En ce qui concerne la politique nationale de transport ferroviaire, l’État est chargé de légiférer sur les conditions du transport ferroviaire, d’établir des réglementations et de superviser les activités ferroviaires, d’assurer un système ferroviaire national cohérent et fonctionnel, et de fournir des statistiques et des informations accessibles sur le transport ferroviaire.

En ce qui concerne son obligation de promouvoir et de développer les activités ferroviaires, l’État a le devoir de coordonner et d’améliorer la qualité pour les usagers des voies ferrées, de renforcer le transport urbain et interurbain, de développer les activités de fret ferroviaire, d’assurer la durabilité opérationnelle et la gestion de crise, de garantir la sécurité des personnes, des biens et des installations ferroviaires, ainsi que de prévenir les actions qui menacent la sécurité ferroviaire, d’organiser et de guider l’industrie ferroviaire par la formation et la recherche, de planifier et d’exécuter les réseaux ferroviaires, de promouvoir l’expansion du réseau et le transport intermodal, de soutenir l’interconnexion avec d’autres pays, et de négocier et de mettre en œuvre des accords de transport ferroviaire.

Enfin, en ce qui concerne la surveillance et le contrôle, l’État doit superviser les actifs ferroviaires sous concession, évaluer les activités des opérateurs ferroviaires et assurer la compétitivité, l’équité et l’optimisation des prix dans le transport ferroviaire.

  1. Qu’est-ce que la société de patrimoine ferroviaire, et quels seront ses attributions et ses responsabilités ?

La société de patrimoine ferroviaire est une innovation apportée par cette loi. Auparavant, les actifs ferroviaires étaient gérés dans le cadre de la concession CAMRAIL. Cette société, dont la structure sera définie par décret du Président de la République, sera chargée de gérer les biens et droits ferroviaires attribués par l’État (identifiés ci-dessous), de délivrer aux opérateurs ferroviaires les autorisations d’accès à l’infrastructure ferroviaire, de superviser l’exploitation des trains, de sauvegarder l’infrastructure ferroviaire, de renouveler et de développer l’infrastructure ferroviaire et de protéger le patrimoine ferroviaire national.

  1. Qu’est-ce que l’Autorité de régulation et de sécurité ferroviaire, et quels seront son rôle et ses responsabilités ?
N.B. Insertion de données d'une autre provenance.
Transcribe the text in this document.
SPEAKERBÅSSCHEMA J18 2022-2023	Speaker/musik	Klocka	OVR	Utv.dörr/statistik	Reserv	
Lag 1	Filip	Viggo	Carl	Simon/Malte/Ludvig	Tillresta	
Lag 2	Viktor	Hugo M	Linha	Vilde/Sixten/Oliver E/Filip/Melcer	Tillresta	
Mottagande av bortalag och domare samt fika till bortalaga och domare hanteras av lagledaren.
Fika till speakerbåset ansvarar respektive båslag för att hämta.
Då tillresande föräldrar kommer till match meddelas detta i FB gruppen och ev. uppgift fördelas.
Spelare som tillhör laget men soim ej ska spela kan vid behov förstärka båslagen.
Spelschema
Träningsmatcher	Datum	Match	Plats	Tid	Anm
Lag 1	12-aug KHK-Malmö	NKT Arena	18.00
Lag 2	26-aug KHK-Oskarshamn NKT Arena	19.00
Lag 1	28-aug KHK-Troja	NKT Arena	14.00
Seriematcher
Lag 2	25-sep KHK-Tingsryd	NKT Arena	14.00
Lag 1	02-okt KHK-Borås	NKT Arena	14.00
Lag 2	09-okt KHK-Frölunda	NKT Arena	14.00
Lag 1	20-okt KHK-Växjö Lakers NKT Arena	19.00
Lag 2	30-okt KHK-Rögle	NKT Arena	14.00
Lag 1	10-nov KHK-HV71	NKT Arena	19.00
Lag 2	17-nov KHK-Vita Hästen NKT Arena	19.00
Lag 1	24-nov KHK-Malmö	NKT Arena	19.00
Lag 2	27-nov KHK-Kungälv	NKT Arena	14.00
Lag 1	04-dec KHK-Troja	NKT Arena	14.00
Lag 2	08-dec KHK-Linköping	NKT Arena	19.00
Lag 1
L’Autorité de régulation et de sécurité ferroviaire est une autre innovation introduite par cette loi, suite au déraillement meurtrier d’Eseka de 2016. L’organisation et le fonctionnement de cette Autorité seront déterminés à l’avenir par un décret du Président de la République. Elle est chargée de réguler les conventions ferroviaires, de veiller au respect des normes de sécurité, de résoudre à l’amiable les différends entre les acteurs du secteur ferroviaire, de protéger les droits des usagers, d’appliquer la réglementation, de promouvoir une concurrence saine, de conseiller sur les politiques sectorielles, de réaliser des audits, de participer aux enquêtes sur les accidents, de proposer des sanctions en cas d’infraction, d’approuver les tarifs et de négocier les conventions de transport ferroviaire. La loi accorde à ses employés le statut d’officiers de police judiciaire à compétence spéciale pour les questions liées à la sécurité et à la sûreté ferroviaires.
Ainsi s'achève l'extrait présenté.